It is not unusual that design departments in large automotive groups compete against each other for design supremacy.
Ford Motor did it in the early 90s with a proposal for the Jaguar XJ-S replacement, which was pitched against proposals from Ghia and Jaguar.
|Jaguar X100 proposals: Ford - Ghia - Jaguar|
Thankfully, Jaguar won that contest.
However, in Italy in 1980, a very unusual competition erupted between Alfa Romeo and FIAT. At the time, government-owned Alfa Romeo was virtually broke, but desperately needed a new compact sedan.
Alfa Romeo’s chief engineer Fillipo Surace worked closely with Alfa Romeo Centro Stile on Project 156. The designs were submitted by Design Chief Ermano Cressoni, although Alberto Bertelli was the leading influence on the rather brutal, high tail designs.

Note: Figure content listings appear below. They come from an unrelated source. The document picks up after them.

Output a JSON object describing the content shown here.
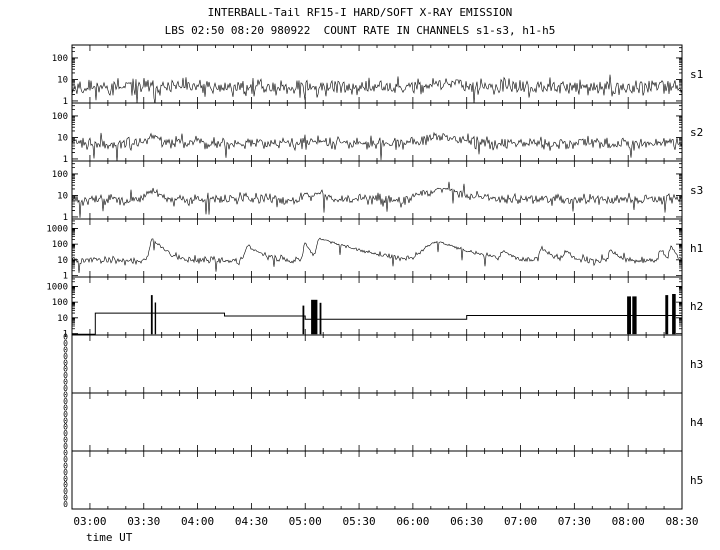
{
  "title": "INTERBALL-Tail RF15-I HARD/SOFT X-RAY EMISSION",
  "subtitle": "LBS 02:50 08:20 980922  COUNT RATE IN CHANNELS s1-s3, h1-h5",
  "chart_data": {
    "type": "line",
    "title": "INTERBALL-Tail RF15-I HARD/SOFT X-RAY EMISSION",
    "subtitle": "LBS 02:50 08:20 980922  COUNT RATE IN CHANNELS s1-s3, h1-h5",
    "xlabel": "time UT",
    "x_min": 170,
    "x_max": 510,
    "x_start_label": "02:50",
    "x_end_label": "08:30",
    "x_minor_tick_minutes": 10,
    "x_ticks": [
      {
        "t": 180,
        "label": "03:00"
      },
      {
        "t": 210,
        "label": "03:30"
      },
      {
        "t": 240,
        "label": "04:00"
      },
      {
        "t": 270,
        "label": "04:30"
      },
      {
        "t": 300,
        "label": "05:00"
      },
      {
        "t": 330,
        "label": "05:30"
      },
      {
        "t": 360,
        "label": "06:00"
      },
      {
        "t": 390,
        "label": "06:30"
      },
      {
        "t": 420,
        "label": "07:00"
      },
      {
        "t": 450,
        "label": "07:30"
      },
      {
        "t": 480,
        "label": "08:00"
      },
      {
        "t": 510,
        "label": "08:30"
      }
    ],
    "panels": [
      {
        "label": "s1",
        "type": "noisy",
        "scale": "log",
        "yticks": [
          "100",
          "10",
          "1"
        ],
        "ylim": [
          0.8,
          400
        ],
        "baseline": 4.2,
        "noise": 0.45,
        "seed": 11,
        "bumps": [
          {
            "c": 215,
            "mult": 1.3,
            "w": 3
          },
          {
            "c": 377,
            "mult": 1.6,
            "w": 12
          }
        ]
      },
      {
        "label": "s2",
        "type": "noisy",
        "scale": "log",
        "yticks": [
          "100",
          "10",
          "1"
        ],
        "ylim": [
          0.8,
          400
        ],
        "baseline": 5.5,
        "noise": 0.33,
        "seed": 22,
        "bumps": [
          {
            "c": 215,
            "mult": 1.9,
            "w": 4
          },
          {
            "c": 308,
            "mult": 1.4,
            "w": 4
          },
          {
            "c": 377,
            "mult": 2.0,
            "w": 11
          }
        ]
      },
      {
        "label": "s3",
        "type": "noisy",
        "scale": "log",
        "yticks": [
          "100",
          "10",
          "1"
        ],
        "ylim": [
          0.8,
          400
        ],
        "baseline": 6.5,
        "noise": 0.3,
        "seed": 33,
        "bumps": [
          {
            "c": 215,
            "mult": 2.3,
            "w": 4
          },
          {
            "c": 268,
            "mult": 1.4,
            "w": 2
          },
          {
            "c": 300,
            "mult": 1.9,
            "w": 2
          },
          {
            "c": 308,
            "mult": 2.0,
            "w": 5
          },
          {
            "c": 377,
            "mult": 2.9,
            "w": 12
          }
        ]
      },
      {
        "label": "h1",
        "type": "peaks",
        "scale": "log",
        "yticks": [
          "1000",
          "100",
          "10",
          "1"
        ],
        "ylim": [
          0.8,
          4000
        ],
        "baseline": 9,
        "noise": 0.3,
        "seed": 44,
        "peaks": [
          {
            "c": 215,
            "p": 190,
            "wr": 1.5,
            "wd": 4
          },
          {
            "c": 268,
            "p": 70,
            "wr": 1.5,
            "wd": 5
          },
          {
            "c": 300,
            "p": 110,
            "wr": 1.0,
            "wd": 2
          },
          {
            "c": 308,
            "p": 220,
            "wr": 1.5,
            "wd": 12
          },
          {
            "c": 375,
            "p": 130,
            "wr": 8,
            "wd": 10
          },
          {
            "c": 410,
            "p": 30,
            "wr": 1,
            "wd": 3
          },
          {
            "c": 432,
            "p": 45,
            "wr": 1.5,
            "wd": 4
          },
          {
            "c": 445,
            "p": 28,
            "wr": 1,
            "wd": 3
          },
          {
            "c": 470,
            "p": 35,
            "wr": 1,
            "wd": 3
          },
          {
            "c": 498,
            "p": 40,
            "wr": 1,
            "wd": 2
          },
          {
            "c": 504,
            "p": 55,
            "wr": 1,
            "wd": 2
          }
        ]
      },
      {
        "label": "h2",
        "type": "steps",
        "scale": "log",
        "yticks": [
          "1000",
          "100",
          "10",
          "1"
        ],
        "ylim": [
          0.8,
          4000
        ],
        "steps": [
          {
            "t0": 170,
            "t1": 183,
            "v": 0.9
          },
          {
            "t0": 183,
            "t1": 255,
            "v": 20
          },
          {
            "t0": 255,
            "t1": 300,
            "v": 13
          },
          {
            "t0": 300,
            "t1": 390,
            "v": 8
          },
          {
            "t0": 390,
            "t1": 510,
            "v": 14
          }
        ],
        "bursts": [
          {
            "c": 214.5,
            "w": 1.0,
            "hi": 280,
            "lo": 0.9
          },
          {
            "c": 216.5,
            "w": 0.8,
            "hi": 95,
            "lo": 0.9
          },
          {
            "c": 299.0,
            "w": 1.0,
            "hi": 60,
            "lo": 0.9
          },
          {
            "c": 305.0,
            "w": 3.5,
            "hi": 140,
            "lo": 0.9
          },
          {
            "c": 308.5,
            "w": 1.0,
            "hi": 90,
            "lo": 0.9
          },
          {
            "c": 480.5,
            "w": 2.2,
            "hi": 230,
            "lo": 0.9
          },
          {
            "c": 483.5,
            "w": 2.4,
            "hi": 230,
            "lo": 0.9
          },
          {
            "c": 501.5,
            "w": 1.6,
            "hi": 280,
            "lo": 0.9
          },
          {
            "c": 505.5,
            "w": 2.0,
            "hi": 330,
            "lo": 0.9
          }
        ]
      },
      {
        "label": "h3",
        "type": "empty",
        "ytick_zeros": 9
      },
      {
        "label": "h4",
        "type": "empty",
        "ytick_zeros": 9
      },
      {
        "label": "h5",
        "type": "empty",
        "ytick_zeros": 9
      }
    ]
  }
}
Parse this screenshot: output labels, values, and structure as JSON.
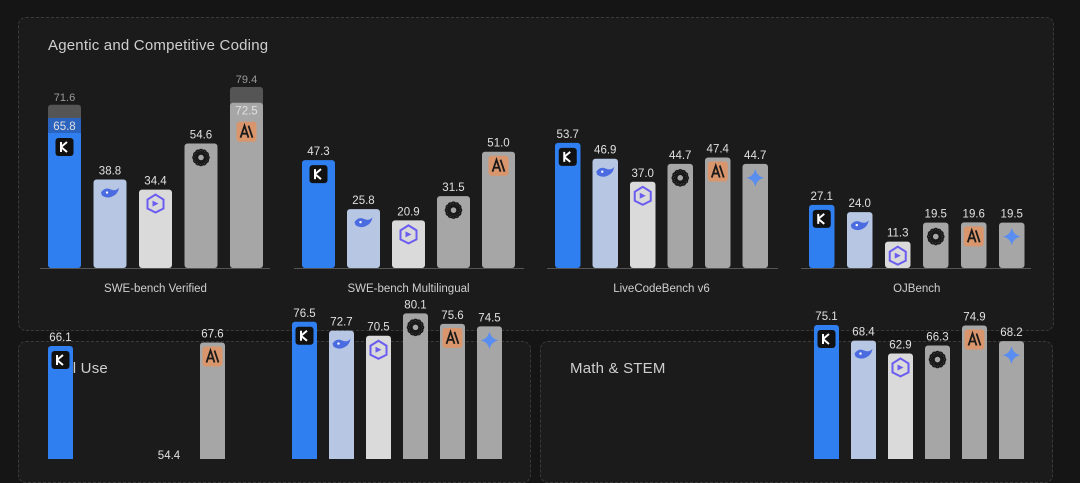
{
  "panels": {
    "agentic_title": "Agentic and Competitive Coding",
    "tool_title": "Tool Use",
    "math_title": "Math & STEM"
  },
  "colors": {
    "kimi": "#2f7ff0",
    "deepseek": "#b6c6e3",
    "qwen": "#dadada",
    "openai": "#a6a6a6",
    "anthropic": "#a6a6a6",
    "gemini": "#a6a6a6",
    "ghost": "#7d7d7d",
    "value_text": "#e0e0e0",
    "ghost_text": "#9a9a9a"
  },
  "icons": {
    "kimi": "kimi-k-icon",
    "deepseek": "deepseek-whale-icon",
    "qwen": "qwen-logo-icon",
    "openai": "openai-logo-icon",
    "anthropic": "anthropic-logo-icon",
    "gemini": "gemini-star-icon"
  },
  "chart_data": [
    {
      "type": "bar",
      "category": "SWE-bench Verified",
      "series": [
        "kimi",
        "deepseek",
        "qwen",
        "openai",
        "anthropic"
      ],
      "values": [
        65.8,
        38.8,
        34.4,
        54.6,
        72.5
      ],
      "secondary_values": [
        71.6,
        null,
        null,
        null,
        79.4
      ]
    },
    {
      "type": "bar",
      "category": "SWE-bench Multilingual",
      "series": [
        "kimi",
        "deepseek",
        "qwen",
        "openai",
        "anthropic"
      ],
      "values": [
        47.3,
        25.8,
        20.9,
        31.5,
        51.0
      ]
    },
    {
      "type": "bar",
      "category": "LiveCodeBench v6",
      "series": [
        "kimi",
        "deepseek",
        "qwen",
        "openai",
        "anthropic",
        "gemini"
      ],
      "values": [
        53.7,
        46.9,
        37.0,
        44.7,
        47.4,
        44.7
      ]
    },
    {
      "type": "bar",
      "category": "OJBench",
      "series": [
        "kimi",
        "deepseek",
        "qwen",
        "openai",
        "anthropic",
        "gemini"
      ],
      "values": [
        27.1,
        24.0,
        11.3,
        19.5,
        19.6,
        19.5
      ]
    },
    {
      "type": "bar",
      "category": "",
      "series": [
        "kimi",
        "anthropic"
      ],
      "values": [
        66.1,
        67.6
      ],
      "annotations": [
        "54.4"
      ]
    },
    {
      "type": "bar",
      "category": "",
      "series": [
        "kimi",
        "deepseek",
        "qwen",
        "openai",
        "anthropic",
        "gemini"
      ],
      "values": [
        76.5,
        72.7,
        70.5,
        80.1,
        75.6,
        74.5
      ]
    },
    {
      "type": "bar",
      "category": "",
      "series": [
        "kimi",
        "deepseek",
        "qwen",
        "openai",
        "anthropic",
        "gemini"
      ],
      "values": [
        75.1,
        68.4,
        62.9,
        66.3,
        74.9,
        68.2
      ]
    }
  ]
}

Surace’s concept was a modular platform, off which Alfa Romeo could produce a range of rear wheel drive models.
In 1981, after sign-off had been received for a new 6-speed manual and tooling for the bodies, the Italian government got cold feet and withdrew all funding for the Tipo 156.
|P156 final clay (top); P156 prototipo (top second)|
164 Final production model
FIAT, whom some say is second only to the Vatican in importance in Italy, immediately proposed to the government that Alfa Romeo should work with the larger company, and integrate the Type Four concept (Saab 9000/Fiat Chroma/Lancia Thema) into a new sedan.
Surace began work with Lancia’s Sergio Camuffo, to accommodate Lancia’s front engine/front wheel drive transaxle.
By then Cressoni’s P156 prototype bodies had already been produced, so the engineers used the 156 mules as road-going prototypes.
Alfa Romeo Centro Stile were forced to terminate work on P156, as FIAT had by then chosen Pininfarina’s Enrico Fumia’s design proposal for the new car, which would become the Alfa Romeo 164.
Remember, at this stage the two were still separate, but closely-related companies.
However, during Fumia’s (P164) work for Alfa Romeo, he also imagined two additional models, a coupe and convertible.
Both went from design sketches right through to full-size models, and they were stunning.
Sadly, they never made it into production.
Neither did an Alfa Romeo 164 wagon, which was mooted at the same time.
Pinifarina created a full-size model, designed by Fumia, which beautifully integrated the 164 themes.
Another wagon concept was developed to full size, utilizing a tailgate from the then current Ford Taurus/Mercury Sable, but compared to Fumio’s proposal it was dead ugly.
Alfa Romeo, owned by the Italian government between 1932 and 1986, decided to allow FIAT to acquire the company, to save further, continual drain on the public purse.
From that time, all new Alfa Romeo cars shared FIAT platforms and powertrains and became FWD across the board.
That is, until the appearance of the 8C Competizione (2007) and the 4C (2013) which were RWD.
The latest Alfa Romeo Giulia (Tipo 952) is the return to a rear wheel drive sedan, with outstanding chassis dynamics.